S’agissant de la castration, il y a deux problèmes en un, comme le suggère le paradoxe d’une jouissance à la fois atteinte et refusée, atteinte parce que refusée. Dans un premier temps, donc, la castration se définit par cela même qu’elle barre à l’origine, qu’elle interdit, soit la jouissance absolue. Mais on peut aussi l’aborder par ce qu’elle autorise et construit, à savoir une jouissance dite “phallique” — car telle est la “loi du désir” —, avec en perspective la possibilité d’une “autre” jouissance, non seulement ou non entièrement castrée. Une autre ambiguïté réside dans la confusion généralement perpétrée entre la castration elle-même, originelle ou plutôt structurelle, et le fameux “complexe de castration”, lequel n’intervient pourtant qu’à la suite du complexe d’Œdipe.
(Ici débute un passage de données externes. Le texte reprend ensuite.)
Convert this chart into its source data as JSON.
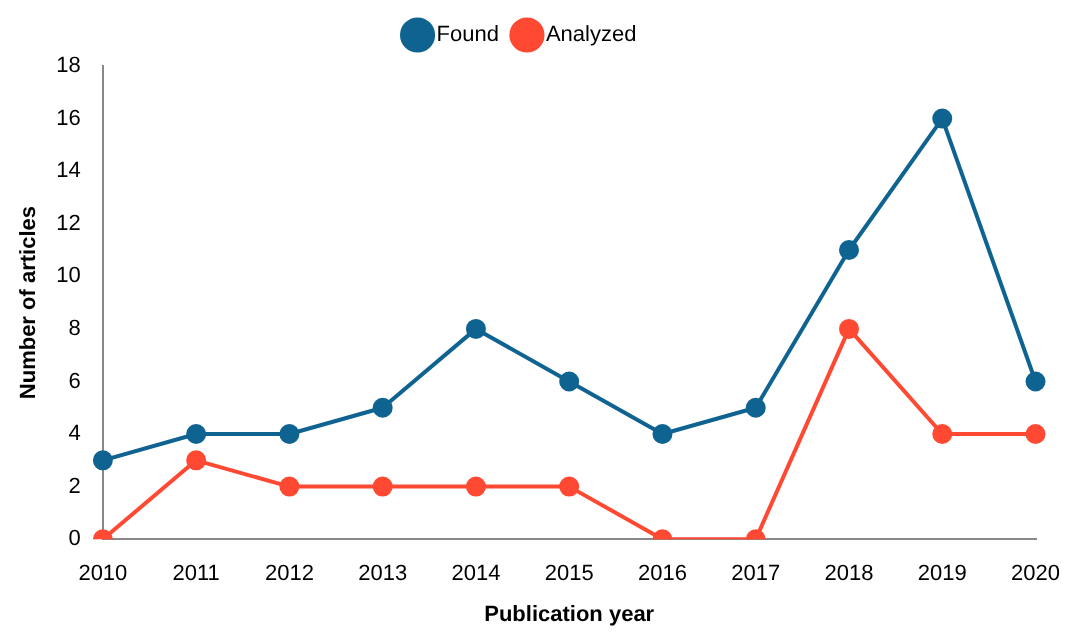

Dans ce dernier cas il s’agit d’une réalisation subjective de la castration, d’une entrée réputée difficile dans le monde du désir à partir d’une position “homme” ou “femme”, tandis que dans le premier cas on ne fait que décrire une sorte de condition anthropologique générale. Intervient à ces deux niveaux le symbole du Phallus, signifiant du manque tant au plan symbolique (F) qu’au plan imaginaire (j), à savoir que d’une part la jouissance incestueuse de la Chose apparaît comme interdite et surtout impossible, et que d’autre part une jouissance substitutive de l’objet (‘a’) s’emplace à partir d’un manque central dans l’image désirée. Son caractère principal, qu’on l’envisage dans ses dimensions réelle, symbolique ou imaginaire, c’est d’être “pensable comme exclu" (Lacan), foncièrement isolable. Sur le plan dynamique, “Le Phallus est le nom du signifiant qui dévie de la Chose intangible vers les objets du désir” écrit Braunstein, “il balise le trajet de la jouissance” selon Nasio. De là son double statut de signifiant de la jouissance et de signifiant du désir ; et pourtant il n’est véritablement ni l’un ni l’autre. En effet dans sa dimension symbolique le Phallus est le signifiant du manque, du manque de signifiant proprement, et donc d’abord de l’impossible jouissance absolue : il s’identifie alors à S(A) soit le signifiant du manque dans l’Autre, la castration de la mère. Par là, plus positivement, il s’identifie aussi au langage et donc au désir, mais cependant il n’enjoint de désirer et de parler que sous la forme verbale du Nom-du-Père, signifiant occasionnel du désir et représentant du sujet (en tant que désirant) dans la chaîne du discours.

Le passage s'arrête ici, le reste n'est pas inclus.